Lavorando come interprete o comunque mettendoti al servizio di qualcun’altro, conosci altre parti di te stesso, non sei te…qua invece sono proprio io che porto me, i miei ricordi, le mie cose… è molto più difficile quando stai da solo con te stesso. Una cosa è avere una persona esterna e avere un feedback, un’altra invece è lavorare così: ci sei solo tu e non sai se stai facendo la cosa giusta, se stai andando nella direzione giusta… tutta un’altra cosa, è difficile.
Visto che sei molto giovane e di te non sappiamo ancora quasi niente, ci parli della tua formazione? Hai studiato danza contemporanea all’Accademia Nazionale di Danza di Roma e ho letto che ti piace contaminare la danza con le arti marziali. Come ti è nato questo interesse?
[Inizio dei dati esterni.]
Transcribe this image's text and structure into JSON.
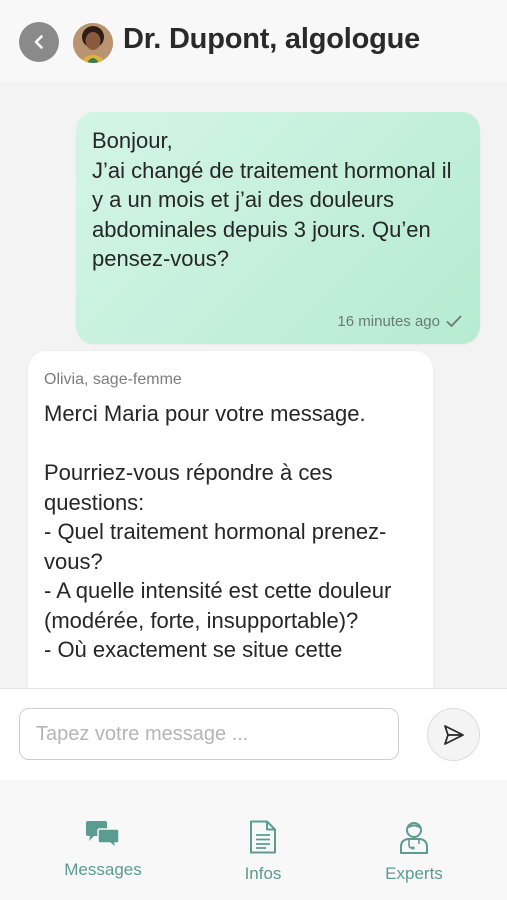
{
  "header": {
    "title": "Dr. Dupont, algologue",
    "back_icon": "chevron-left-icon",
    "avatar_icon": "avatar"
  },
  "messages": [
    {
      "direction": "sent",
      "text": "Bonjour,\nJ’ai changé de traitement hormonal il y a un mois et j’ai des douleurs abdominales depuis 3 jours. Qu’en pensez-vous?",
      "time": "16 minutes ago",
      "status_icon": "checkmark-icon"
    },
    {
      "direction": "received",
      "sender": "Olivia, sage-femme",
      "text": "Merci Maria pour votre message.\n\nPourriez-vous répondre à ces questions:\n- Quel traitement hormonal prenez-vous?\n- A quelle intensité est cette douleur (modérée, forte, insupportable)?\n- Où exactement se situe cette"
    }
  ],
  "composer": {
    "placeholder": "Tapez votre message ...",
    "value": "",
    "send_icon": "send-icon"
  },
  "tabs": [
    {
      "label": "Messages",
      "icon": "chat-bubbles-icon"
    },
    {
      "label": "Infos",
      "icon": "document-icon"
    },
    {
      "label": "Experts",
      "icon": "doctor-icon"
    }
  ],
  "colors": {
    "accent": "#5a9c92",
    "sent_bubble": "#c6f0dc",
    "received_bubble": "#ffffff",
    "back_button": "#8a8a8a"
  }
}
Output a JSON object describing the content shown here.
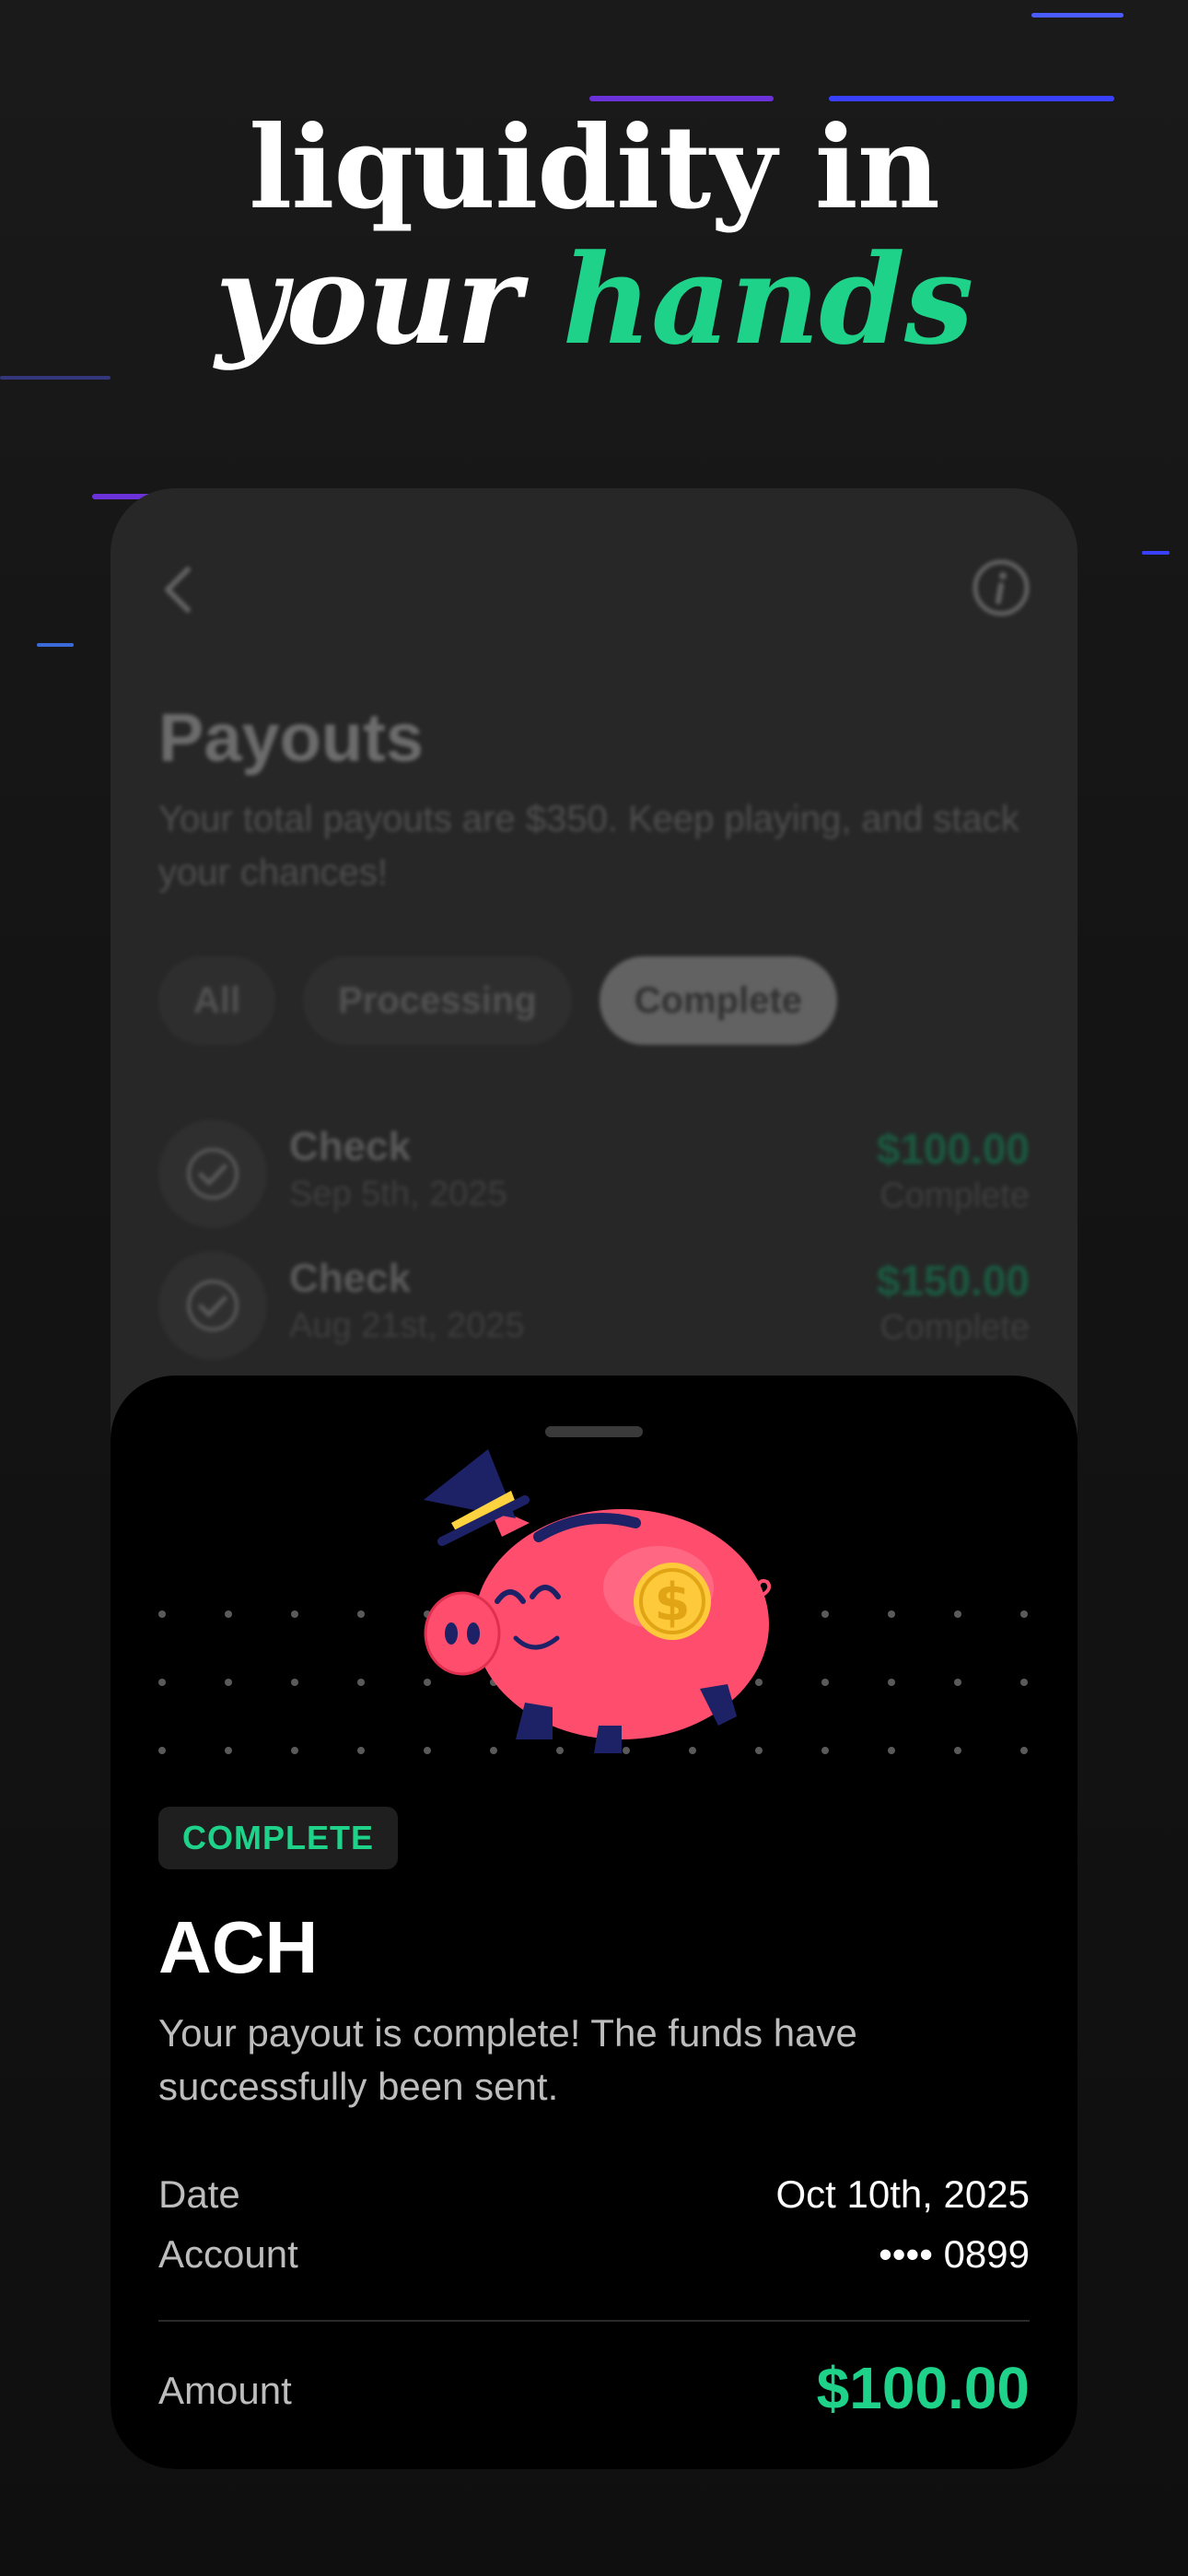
{
  "headline": {
    "line1": "liquidity in",
    "line2_plain": "your ",
    "line2_accent": "hands"
  },
  "colors": {
    "accent": "#1ed28a",
    "pig": "#ff4d6d",
    "hat": "#1d2266"
  },
  "background_screen": {
    "title": "Payouts",
    "description": "Your total payouts are $350. Keep playing, and stack your chances!",
    "filters": [
      {
        "label": "All",
        "active": false
      },
      {
        "label": "Processing",
        "active": false
      },
      {
        "label": "Complete",
        "active": true
      }
    ],
    "payouts": [
      {
        "name": "Check",
        "date": "Sep 5th, 2025",
        "amount": "$100.00",
        "status": "Complete"
      },
      {
        "name": "Check",
        "date": "Aug 21st, 2025",
        "amount": "$150.00",
        "status": "Complete"
      }
    ]
  },
  "sheet": {
    "status_badge": "COMPLETE",
    "title": "ACH",
    "message": "Your payout is complete! The funds have successfully been sent.",
    "details": [
      {
        "label": "Date",
        "value": "Oct 10th, 2025"
      },
      {
        "label": "Account",
        "value": "•••• 0899"
      }
    ],
    "amount_label": "Amount",
    "amount_value": "$100.00"
  }
}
Premetto che io ho iniziato danza a 14 anni ma poi è a 19 anni che ho veramente iniziato la carriera all’Accademia, il triennio contemporaneo, e quindi lezione tecnica, lezione di composizione e via dicendo… Poi però da lì sono uscito fuori e ho iniziato a viaggiare un pochettino, in realtà mi ero anche stancato di fare il danzatore, non era più quello che cercavo, quella verità. Non so, sono sempre stato alla ricerca della semplicità e della verità e la danza mi sembrava invece molto formale, bella da vedere però mancava di contenuto, non mi apparteneva: facevo molta danza concettuale, appunto danzavo, in maniera astratta, e in questo modo mi stancavo. E poi, non so, ho ritrovato nell’arte marziale una verità nella forma: io faccio quella forma perché veramente sto facendo qualcosa che mi serve; mi muovo in quel modo perché tu mi stai dando un attacco quindi io mi difendo; quella forma che faccio serve per incastrare il tuo braccio. Ho ritrovato proprio questa verità nell’essenzialità del movimento: un movimento essenziale e funzionale. Da lì ho ricominciato a danzare, a riprovarci, e scherzandoci su mi è andata abbastanza bene.
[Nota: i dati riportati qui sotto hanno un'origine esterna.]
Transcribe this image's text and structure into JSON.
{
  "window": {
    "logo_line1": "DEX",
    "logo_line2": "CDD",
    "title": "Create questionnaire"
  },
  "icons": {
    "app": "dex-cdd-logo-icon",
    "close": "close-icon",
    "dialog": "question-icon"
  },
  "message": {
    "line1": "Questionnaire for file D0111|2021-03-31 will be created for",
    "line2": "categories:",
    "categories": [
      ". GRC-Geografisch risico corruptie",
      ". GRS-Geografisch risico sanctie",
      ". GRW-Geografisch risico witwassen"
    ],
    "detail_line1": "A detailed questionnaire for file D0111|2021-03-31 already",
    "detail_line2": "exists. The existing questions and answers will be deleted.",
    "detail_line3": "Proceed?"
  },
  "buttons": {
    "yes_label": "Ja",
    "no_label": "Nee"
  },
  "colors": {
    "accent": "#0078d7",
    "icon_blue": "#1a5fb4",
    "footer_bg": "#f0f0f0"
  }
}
Questa ad Armunia è la prima residenza artistica che fai?
No, ne ho già fatte altre.
Come definiresti questo tipo di esperienze?
Un parto!
Un parto?
Un parto naturale…anzi forse un pre-parto perché non sai quello che andrà a nascere. Io per esempio adesso ho delle idee, ma non so che figlio arriverà, se arriverà dall’Africa, dalla Cina: è un figlio a sorpresa. Di solito i bambini sono tutti belli, no?! Però crescendo non si sa, se resterà carino o no… In questo lavoro, arrivato a questo punto, diciamo che ormai già ho partorito ma bisogna vedere cosa dovrà ancora succedere!
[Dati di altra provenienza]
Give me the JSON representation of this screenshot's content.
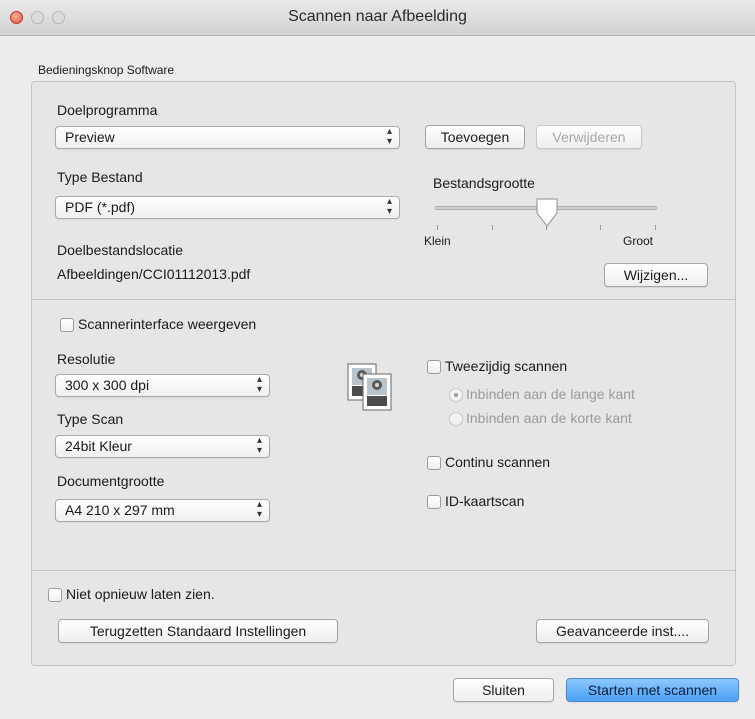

E vivere in residenza ti piace? È funzionale secondo te allo sviluppo di un progetto artistico
Secondo me si, perché comunque sei fuori dalle tue mura domestiche e dai problemi quotidiani. Vivi in un’atmosfera che è quasi eremitica: tu stai là, ti concentri sul tuo progetto ed è da lì che secondo me si parte. C’è molto ascolto interiore, personale, che è utile per poi portare comunque qualcosa fuori, a tutti gli altri.